Network segmentation is another important option to consider. Vulnerable IoT devices provide an attack surface and pivot point for attacking other parts of the infrastructure. Network segmentation is not a trivial undertaking but it’s an essential tool to protect enterprise resources from potentially dangerous IoT devices. You might already have a guest network in place that provides Internet connectivity while blocking access to enterprise resources. This is a good start but IoT devices may need access to some enterprise resources whereas guests—by definition—don’t.

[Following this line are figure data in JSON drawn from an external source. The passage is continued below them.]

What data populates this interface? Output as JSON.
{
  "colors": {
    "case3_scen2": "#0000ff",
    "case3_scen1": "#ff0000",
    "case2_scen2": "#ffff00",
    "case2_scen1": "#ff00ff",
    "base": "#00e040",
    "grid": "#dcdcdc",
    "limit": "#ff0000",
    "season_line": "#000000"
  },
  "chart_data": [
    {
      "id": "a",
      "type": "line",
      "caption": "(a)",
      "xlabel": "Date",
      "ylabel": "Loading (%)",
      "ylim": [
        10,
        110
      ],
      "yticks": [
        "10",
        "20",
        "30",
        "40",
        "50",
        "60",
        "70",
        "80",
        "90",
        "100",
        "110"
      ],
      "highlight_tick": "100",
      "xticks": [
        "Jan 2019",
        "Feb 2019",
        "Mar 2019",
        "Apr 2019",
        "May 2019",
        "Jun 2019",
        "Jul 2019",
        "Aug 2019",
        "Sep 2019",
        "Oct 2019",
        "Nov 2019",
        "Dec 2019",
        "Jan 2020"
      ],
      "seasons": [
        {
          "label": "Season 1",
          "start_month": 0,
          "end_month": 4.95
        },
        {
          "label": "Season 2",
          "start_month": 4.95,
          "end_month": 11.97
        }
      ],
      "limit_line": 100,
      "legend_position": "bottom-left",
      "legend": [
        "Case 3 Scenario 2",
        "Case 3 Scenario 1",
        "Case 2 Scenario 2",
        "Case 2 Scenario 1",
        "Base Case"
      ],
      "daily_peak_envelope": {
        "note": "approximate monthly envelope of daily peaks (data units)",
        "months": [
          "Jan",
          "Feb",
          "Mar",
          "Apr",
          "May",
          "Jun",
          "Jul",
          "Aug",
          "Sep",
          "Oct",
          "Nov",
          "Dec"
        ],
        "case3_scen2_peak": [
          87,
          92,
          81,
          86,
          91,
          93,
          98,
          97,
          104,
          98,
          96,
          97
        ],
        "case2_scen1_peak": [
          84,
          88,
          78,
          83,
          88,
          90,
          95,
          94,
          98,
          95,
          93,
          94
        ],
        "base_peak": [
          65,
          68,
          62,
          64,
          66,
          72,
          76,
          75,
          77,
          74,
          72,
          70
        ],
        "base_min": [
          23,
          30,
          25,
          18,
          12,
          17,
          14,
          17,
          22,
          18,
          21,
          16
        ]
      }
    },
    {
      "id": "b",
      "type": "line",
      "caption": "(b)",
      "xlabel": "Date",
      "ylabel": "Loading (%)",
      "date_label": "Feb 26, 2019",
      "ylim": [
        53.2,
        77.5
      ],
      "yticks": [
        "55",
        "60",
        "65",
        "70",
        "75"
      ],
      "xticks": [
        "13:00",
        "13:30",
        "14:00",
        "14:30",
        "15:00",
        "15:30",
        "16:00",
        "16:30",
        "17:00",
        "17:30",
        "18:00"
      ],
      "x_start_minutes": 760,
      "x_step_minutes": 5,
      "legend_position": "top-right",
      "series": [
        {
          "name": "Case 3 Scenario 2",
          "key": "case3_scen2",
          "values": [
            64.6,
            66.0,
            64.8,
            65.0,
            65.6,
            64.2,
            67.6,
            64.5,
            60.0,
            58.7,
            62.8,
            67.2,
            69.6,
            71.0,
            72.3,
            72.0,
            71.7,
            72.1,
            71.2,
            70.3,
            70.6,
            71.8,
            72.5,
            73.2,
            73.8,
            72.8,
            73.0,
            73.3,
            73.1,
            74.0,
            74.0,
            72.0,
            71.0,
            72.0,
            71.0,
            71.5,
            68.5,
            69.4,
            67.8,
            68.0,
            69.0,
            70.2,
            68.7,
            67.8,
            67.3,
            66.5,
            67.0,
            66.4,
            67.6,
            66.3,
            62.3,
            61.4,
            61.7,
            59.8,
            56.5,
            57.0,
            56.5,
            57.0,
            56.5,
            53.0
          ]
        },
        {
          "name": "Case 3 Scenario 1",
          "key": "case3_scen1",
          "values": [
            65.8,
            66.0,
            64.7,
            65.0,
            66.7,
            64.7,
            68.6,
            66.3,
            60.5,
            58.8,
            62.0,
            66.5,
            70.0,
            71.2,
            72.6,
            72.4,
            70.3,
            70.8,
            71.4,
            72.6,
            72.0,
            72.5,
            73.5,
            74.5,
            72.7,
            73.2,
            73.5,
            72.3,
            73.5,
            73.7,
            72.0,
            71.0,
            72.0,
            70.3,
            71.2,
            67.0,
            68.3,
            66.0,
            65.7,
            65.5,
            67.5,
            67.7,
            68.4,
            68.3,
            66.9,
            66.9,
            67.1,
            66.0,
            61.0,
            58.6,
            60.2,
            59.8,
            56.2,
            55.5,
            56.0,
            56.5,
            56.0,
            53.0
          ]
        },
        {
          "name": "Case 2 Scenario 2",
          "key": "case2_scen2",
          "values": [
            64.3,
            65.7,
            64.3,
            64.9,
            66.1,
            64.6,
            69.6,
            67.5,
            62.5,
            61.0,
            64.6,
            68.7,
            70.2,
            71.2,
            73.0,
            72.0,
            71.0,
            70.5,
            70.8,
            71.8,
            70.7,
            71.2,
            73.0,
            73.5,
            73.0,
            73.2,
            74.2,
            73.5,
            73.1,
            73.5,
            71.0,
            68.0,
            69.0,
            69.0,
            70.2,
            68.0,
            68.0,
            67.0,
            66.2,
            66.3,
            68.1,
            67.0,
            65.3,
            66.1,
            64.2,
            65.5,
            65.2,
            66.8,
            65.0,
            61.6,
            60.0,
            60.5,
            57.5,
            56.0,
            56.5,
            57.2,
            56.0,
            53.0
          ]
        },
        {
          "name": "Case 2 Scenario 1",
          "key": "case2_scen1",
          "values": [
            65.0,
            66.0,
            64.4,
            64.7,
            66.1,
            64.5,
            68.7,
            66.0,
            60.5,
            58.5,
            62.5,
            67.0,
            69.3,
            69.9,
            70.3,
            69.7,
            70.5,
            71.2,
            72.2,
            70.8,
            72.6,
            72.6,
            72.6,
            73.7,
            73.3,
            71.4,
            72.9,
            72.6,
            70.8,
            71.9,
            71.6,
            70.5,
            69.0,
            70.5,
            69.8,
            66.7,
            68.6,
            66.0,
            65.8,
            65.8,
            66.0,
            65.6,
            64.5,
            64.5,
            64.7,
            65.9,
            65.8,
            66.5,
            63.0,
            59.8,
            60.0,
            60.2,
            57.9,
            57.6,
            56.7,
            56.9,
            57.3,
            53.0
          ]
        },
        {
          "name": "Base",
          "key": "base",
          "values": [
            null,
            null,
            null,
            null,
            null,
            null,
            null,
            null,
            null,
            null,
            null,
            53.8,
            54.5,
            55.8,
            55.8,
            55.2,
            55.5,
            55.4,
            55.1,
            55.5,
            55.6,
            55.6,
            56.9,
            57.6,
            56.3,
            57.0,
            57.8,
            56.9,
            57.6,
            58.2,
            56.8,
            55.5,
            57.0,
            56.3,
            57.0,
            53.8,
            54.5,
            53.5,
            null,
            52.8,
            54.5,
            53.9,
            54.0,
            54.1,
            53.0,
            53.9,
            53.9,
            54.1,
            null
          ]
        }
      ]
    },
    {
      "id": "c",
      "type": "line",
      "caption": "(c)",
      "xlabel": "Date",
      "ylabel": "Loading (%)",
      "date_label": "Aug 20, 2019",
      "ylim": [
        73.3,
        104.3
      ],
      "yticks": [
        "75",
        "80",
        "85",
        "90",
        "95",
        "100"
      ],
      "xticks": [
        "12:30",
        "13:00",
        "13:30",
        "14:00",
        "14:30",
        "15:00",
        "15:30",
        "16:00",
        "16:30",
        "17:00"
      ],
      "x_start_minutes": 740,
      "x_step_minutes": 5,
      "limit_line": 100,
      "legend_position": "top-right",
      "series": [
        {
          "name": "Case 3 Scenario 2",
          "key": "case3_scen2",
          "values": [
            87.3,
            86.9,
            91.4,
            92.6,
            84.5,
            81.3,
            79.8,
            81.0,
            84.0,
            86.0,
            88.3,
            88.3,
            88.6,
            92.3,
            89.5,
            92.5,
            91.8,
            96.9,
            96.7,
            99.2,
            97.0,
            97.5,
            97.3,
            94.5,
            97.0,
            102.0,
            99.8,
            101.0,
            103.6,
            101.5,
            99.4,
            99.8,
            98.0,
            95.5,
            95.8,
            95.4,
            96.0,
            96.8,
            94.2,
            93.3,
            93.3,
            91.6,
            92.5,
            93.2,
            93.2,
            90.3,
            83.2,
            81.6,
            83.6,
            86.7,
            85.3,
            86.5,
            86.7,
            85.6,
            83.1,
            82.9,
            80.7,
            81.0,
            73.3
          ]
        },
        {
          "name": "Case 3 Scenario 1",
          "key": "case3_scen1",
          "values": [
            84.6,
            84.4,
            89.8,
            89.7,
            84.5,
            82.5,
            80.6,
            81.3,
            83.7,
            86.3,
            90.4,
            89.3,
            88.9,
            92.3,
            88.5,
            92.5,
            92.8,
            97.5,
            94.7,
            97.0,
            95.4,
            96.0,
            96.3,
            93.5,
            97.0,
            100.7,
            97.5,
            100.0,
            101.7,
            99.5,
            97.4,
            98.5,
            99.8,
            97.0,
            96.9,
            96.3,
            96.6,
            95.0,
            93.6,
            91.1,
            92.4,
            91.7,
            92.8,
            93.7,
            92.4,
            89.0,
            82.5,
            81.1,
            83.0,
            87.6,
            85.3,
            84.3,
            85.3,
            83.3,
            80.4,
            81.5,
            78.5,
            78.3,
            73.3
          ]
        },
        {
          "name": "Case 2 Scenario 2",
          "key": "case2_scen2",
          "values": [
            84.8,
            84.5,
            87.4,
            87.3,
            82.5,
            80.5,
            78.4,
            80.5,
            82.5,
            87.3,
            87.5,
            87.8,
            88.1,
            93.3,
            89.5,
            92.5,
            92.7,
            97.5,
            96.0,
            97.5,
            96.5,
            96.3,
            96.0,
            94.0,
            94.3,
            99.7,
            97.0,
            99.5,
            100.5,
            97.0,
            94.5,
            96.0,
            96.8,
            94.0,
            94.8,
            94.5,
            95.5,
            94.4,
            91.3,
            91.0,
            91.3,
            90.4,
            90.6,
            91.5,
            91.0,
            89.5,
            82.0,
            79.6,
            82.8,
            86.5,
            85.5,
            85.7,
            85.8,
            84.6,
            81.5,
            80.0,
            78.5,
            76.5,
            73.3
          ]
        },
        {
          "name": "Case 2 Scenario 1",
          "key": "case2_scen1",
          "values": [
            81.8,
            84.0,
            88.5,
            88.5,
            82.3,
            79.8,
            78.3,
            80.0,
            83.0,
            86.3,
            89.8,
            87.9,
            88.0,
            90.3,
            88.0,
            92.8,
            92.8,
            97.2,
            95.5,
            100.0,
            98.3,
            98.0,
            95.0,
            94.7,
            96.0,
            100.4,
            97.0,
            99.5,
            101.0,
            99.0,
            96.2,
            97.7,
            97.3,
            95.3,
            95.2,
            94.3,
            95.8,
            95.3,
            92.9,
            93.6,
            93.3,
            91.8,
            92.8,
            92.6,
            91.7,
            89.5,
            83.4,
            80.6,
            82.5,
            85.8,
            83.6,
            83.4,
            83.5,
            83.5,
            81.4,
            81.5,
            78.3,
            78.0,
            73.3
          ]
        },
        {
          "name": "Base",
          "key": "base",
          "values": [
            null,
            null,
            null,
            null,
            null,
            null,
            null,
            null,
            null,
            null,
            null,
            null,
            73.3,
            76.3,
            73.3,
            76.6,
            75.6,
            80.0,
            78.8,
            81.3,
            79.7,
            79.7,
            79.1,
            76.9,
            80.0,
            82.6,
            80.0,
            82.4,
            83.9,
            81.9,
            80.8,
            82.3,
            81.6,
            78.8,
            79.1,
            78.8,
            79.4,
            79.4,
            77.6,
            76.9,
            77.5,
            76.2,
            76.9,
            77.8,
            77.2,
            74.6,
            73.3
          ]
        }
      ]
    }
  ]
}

As IoT becomes increasingly popular, users will bring new devices onto the network that certainly won’t need cart blanche access. Of course, you can introduce policies and put down a firm ‘no’ when it comes to plugging Internet of Things devices into the network. But as the mobility surge vividly illustrated, employees—and even entire departments—will adopt the dynamics of a herd of wildebeasts, completely trampling over policies they perceive as interfering with their productivity. Companies can be absolutely militant about “no meaning no” but with an estimated 50 to 200 billion IoT devices in play by 2020, IT organisations will inevitably be overwhelmed.
With this in mind, employing tools like Network Access Control (NAC) to dynamically categorize and assign access privileges to devices joining the network will guard against the herd like inclinations of employees. Over time you can then decide what resources should be accessible on the IoT network. Ultimately, an IoT network should fit somewhere between your outright-trusted enterprise network and what you use for guests.
The Real Consequences
The Mirai botnet attacks were inconvenient but ultimately, relatively harmless. But what would happen if Mirai was targeted at critical infrastructure? The attack that crippled service provider Dyn consisted of an estimated 100,000 devices. What will happen when a botnet comprises millions of devices?
Imagine the consequences of an IoT based attack on a retail chain in which all of its Point of Sale terminals were unable to process payments. What about the consequences of DDoS attack that uses hundreds of connected refrigerators in a hospital? Doctors, who rely on Wi-Fi for communications don’t receive the information they need and critical patient data from medical monitoring equipment is lost in the deluge.
Of course, you can argue that ‘what if’ scenarios are endless but as you read this, script kiddies and cyber-criminal gangs are already drastically expanding their control over vulnerable IoT devices. These devices are conscripted for malicious purposes and can be contracted in DDoS-for-hire services. If IoT vulnerabilities aren’t addressed everyone will pay a price, from device manufacturers, to businesses and end users.